Belanda membuat taktik sayembara barang siapa yang bisa menangkap atau membunuh
Pangeran Diponegoro akan diberikan hadiah sangat besar yaitu 20.000 gulden. Akan tetapi,
pengikut Pangeran Diponegoro pada saat itu tidak goyah akan tawaran tersebut.
Akhir hayat Pangeran Diponegoro
Belanda berhasil menangkap Pangeran Diponegoro beserta keluarga dan pengikutnya pada 20
April 1830 yang kemudian dibawa dengan kapal Pollux menuju Manado. Sesampainya di
Manado, Pangeran Diponegoro dan rombongannya langsung ditawan di Benteng Amsterdam.
Selanjutnya, Ia pun kembali dipindahkan ke Makassar. Hingga akhirnya pada 8 Januari 1855,
Pangeran Diponegoro meninggal dan dimakamkan di kota tersebut.
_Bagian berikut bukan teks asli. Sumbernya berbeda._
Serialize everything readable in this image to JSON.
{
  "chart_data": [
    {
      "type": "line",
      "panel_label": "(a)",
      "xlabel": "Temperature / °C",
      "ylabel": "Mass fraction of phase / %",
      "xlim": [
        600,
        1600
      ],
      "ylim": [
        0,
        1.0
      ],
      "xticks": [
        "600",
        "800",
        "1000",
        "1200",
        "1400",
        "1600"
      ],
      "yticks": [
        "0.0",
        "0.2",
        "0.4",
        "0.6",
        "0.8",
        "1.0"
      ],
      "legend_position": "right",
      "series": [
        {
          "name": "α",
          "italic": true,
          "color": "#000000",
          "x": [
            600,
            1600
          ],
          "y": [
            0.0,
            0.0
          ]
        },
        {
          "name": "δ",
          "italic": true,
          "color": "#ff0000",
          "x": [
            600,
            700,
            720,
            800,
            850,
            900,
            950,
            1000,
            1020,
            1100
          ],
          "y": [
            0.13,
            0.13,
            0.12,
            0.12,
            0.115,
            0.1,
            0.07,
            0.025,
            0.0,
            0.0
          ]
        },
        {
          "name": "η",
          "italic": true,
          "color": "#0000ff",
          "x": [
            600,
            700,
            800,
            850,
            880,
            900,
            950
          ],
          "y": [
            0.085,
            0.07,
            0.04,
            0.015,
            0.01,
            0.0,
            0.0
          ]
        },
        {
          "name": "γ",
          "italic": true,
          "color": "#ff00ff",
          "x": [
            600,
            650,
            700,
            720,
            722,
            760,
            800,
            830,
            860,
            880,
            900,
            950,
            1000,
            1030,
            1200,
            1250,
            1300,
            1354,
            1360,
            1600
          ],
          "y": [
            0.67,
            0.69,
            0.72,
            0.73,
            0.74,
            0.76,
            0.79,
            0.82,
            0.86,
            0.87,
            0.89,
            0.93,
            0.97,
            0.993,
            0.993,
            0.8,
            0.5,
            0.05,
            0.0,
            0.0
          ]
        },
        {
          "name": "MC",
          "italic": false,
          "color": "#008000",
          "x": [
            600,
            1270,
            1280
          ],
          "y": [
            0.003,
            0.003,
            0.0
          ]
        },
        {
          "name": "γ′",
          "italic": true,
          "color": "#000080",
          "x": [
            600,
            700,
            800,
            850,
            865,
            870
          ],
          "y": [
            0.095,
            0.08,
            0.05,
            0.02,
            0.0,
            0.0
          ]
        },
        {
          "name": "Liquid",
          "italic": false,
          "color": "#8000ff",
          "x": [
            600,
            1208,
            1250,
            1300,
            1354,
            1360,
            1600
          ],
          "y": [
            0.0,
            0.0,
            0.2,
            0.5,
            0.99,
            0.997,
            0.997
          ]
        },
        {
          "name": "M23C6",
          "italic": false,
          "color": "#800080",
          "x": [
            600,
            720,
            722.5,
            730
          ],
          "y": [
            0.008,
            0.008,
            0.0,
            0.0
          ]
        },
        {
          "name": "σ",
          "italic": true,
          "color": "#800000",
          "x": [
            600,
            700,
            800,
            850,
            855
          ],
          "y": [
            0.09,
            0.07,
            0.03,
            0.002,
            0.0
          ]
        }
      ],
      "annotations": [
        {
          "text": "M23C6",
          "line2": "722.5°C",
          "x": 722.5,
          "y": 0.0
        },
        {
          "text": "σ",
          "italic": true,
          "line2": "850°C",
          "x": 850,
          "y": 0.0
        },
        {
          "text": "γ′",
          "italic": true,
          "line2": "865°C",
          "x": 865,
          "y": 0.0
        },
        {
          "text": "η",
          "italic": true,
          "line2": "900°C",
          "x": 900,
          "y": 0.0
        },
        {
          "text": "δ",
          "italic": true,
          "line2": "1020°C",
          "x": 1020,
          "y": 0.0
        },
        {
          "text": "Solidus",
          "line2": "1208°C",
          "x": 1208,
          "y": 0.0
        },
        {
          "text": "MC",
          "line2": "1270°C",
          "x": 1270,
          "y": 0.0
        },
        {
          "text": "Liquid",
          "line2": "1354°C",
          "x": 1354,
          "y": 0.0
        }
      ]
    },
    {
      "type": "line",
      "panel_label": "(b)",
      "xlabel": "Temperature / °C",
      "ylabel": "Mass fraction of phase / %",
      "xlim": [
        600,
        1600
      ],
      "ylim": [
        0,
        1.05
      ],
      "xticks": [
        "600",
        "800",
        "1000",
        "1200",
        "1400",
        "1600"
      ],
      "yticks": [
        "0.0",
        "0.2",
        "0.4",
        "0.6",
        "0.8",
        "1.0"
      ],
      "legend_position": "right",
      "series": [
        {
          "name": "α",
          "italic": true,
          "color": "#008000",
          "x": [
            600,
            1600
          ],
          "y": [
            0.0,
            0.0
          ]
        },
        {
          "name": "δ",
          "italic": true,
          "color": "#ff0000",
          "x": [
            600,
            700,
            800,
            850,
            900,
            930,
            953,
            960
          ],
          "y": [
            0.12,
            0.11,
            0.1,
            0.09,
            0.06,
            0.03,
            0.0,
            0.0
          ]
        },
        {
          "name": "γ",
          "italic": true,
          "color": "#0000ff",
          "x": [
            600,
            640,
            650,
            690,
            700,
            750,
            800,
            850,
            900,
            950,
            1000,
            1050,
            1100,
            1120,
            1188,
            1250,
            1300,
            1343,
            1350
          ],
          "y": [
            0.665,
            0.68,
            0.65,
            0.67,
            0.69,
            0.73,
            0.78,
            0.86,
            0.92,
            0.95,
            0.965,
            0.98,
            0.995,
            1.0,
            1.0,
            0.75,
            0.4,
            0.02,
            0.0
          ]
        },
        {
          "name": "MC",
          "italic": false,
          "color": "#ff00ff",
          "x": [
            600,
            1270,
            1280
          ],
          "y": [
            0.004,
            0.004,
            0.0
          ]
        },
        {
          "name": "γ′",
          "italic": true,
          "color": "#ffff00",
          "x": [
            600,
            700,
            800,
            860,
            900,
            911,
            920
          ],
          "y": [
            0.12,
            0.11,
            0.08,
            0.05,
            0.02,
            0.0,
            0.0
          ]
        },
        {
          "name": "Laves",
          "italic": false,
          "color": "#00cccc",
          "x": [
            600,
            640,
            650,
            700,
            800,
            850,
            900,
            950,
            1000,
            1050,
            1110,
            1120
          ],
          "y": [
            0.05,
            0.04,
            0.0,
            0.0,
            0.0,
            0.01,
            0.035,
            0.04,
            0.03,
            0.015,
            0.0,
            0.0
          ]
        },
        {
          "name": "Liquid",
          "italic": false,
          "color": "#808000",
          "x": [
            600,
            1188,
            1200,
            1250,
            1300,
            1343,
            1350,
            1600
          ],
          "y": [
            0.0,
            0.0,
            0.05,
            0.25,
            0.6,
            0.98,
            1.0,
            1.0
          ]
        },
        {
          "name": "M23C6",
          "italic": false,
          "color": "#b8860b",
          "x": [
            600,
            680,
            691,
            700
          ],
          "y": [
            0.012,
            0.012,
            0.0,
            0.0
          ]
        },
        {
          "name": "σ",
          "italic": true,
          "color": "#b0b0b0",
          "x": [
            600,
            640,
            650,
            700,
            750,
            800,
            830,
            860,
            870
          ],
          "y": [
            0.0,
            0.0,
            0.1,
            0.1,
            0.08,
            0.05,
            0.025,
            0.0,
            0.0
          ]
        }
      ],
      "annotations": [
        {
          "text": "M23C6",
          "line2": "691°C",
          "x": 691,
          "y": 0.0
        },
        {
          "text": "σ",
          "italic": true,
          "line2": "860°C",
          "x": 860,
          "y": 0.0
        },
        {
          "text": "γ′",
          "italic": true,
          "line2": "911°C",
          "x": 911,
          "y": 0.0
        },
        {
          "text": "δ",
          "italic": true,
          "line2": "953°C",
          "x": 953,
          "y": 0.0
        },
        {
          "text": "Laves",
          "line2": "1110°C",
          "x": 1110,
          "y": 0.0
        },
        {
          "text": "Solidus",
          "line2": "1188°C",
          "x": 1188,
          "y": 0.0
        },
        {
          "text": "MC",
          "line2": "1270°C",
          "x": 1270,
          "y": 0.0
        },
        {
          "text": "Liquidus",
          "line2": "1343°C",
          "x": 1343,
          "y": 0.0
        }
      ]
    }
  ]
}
BIOGRAFI KAPITAN PATTIMURA

Pattimura lahir pada tanggal 8 Juni 1783 dari ayah


Frans Matulesi dengan Ibu Fransina Silahoi.
Munurut M. Sapidja ( penulis buku sejarah
pemerintahan pertama) mengatakan bahwa
“pahlawan Pattimura tergolong turunan bangsawan
dan berasal dari Nusa Ina (Seram). Ayah beliau
yang bernama Antoni Mattulessy adalah anak dari
Kasimiliali Pattimura Mattulessy. Yang terakhir ini
adalah putra raja Sahulau. Sahulau merupakan nama
orang di negeri yang terletak dalam sebuah teluk di
Seram Selatan"
Ia adalah pahlawan yang berjuang untuk Maluku
melawan VOC Belanda. Sebelumnya Pattimura
adalah mantan sersan di militer Inggris. pada tahun
1816 Inggris bertekuk lutut kepda belanda.
Kedatangan kembali kolonial Belanda pada tahun
1817 mendapat tantangan keras dari rakyat. Hal ini
disebabkan karena kondisi politik, ekonomi, dan
hubungan kemasyarakatan yang buruk selama dua
abad. Rakyat Maluku akhirnya bangkit mengangkat
senjata di bawah pimpinan Kapitan Pattimura.
Sebagai panglima perang, Kapitan Pattimura
mengatur strategi perang bersama pembantunya. Sebagai pemimpin dia berhasil
mengoordinir raja-raja dan patih dalam melaksanakan kegiatan pemerintahan, memimpin
rakyat, mengatur pendidikan, menyediakan pangan dan membangun benteng-benteng
pertahanan. Dalam perjuangan menentang Belanda ia juga menggalang persatuan dengan
kerajaan Ternate dan Tidore, raja-raja di Bali, Sulawesi dan Jawa. Perang Pattimura hanya
dapat dihentikan dengan politik adu domba, tipu muslihat dan bumi hangus oleh Belanda.
Di Saparua, dia dipilih oleh rakyat untuk memimpin perlawanan. Untuk itu, ia pun
dinobatkan bergelar Kapitan Pattimura. Pada tanggal 16 Mei 1817, suatu pertempuran yang
luar biasa terjadi. Rakyat Saparua di bawah kepemimpinan Kapitan Pattimura tersebut
berhasil merebut benteng Duurstede. Tentara Belanda yang ada dalam benteng itu semuanya
tewas, termasuk Residen Van den Berg.
Pasukan Belanda yang dikirim kemudian untuk merebut kembali benteng itu juga
dihancurkan pasukan Kapitan Pattimura. Alhasil, selama tiga bulan benteng tersebut berhasil
dikuasai pasukan Kapitan Patimura. Namun, Belanda tidak mau menyerahkan begitu saja
benteng itu. Belanda kemudian melakukan operasi besar-besaran dengan mengerahkan
pasukan yang lebih banyak dilengkapi dengan persenjataan yang lebih modern. Pasukan
Pattimura akhirnya kewalahan dan terpukul mundur.
Di sebuah rumah di Siri Sori, Kapitan Pattimura berhasil ditangkap pasukan Belanda.
Bersama beberapa anggota pasukannya, dia dibawa ke Ambon. Di sana beberapa kali dia
dibujuk agar bersedia bekerjasama dengan pemerintah Belanda namun selalu ditolaknya.
Para tokoh pejuang akhirnya dapat ditangkap dan mengakhiri pengabdiannya di tiang
gantungan pada tanggal 16 Desember 1817 di kota Ambon. Atas kegigihannya
memperjuangkan kemerdekaan, Kapitan Pattimura dikukuhkan sebagai “Pahlawan
Perjuangan Kemerdekaan” oleh pemerintah Republik Indonesia.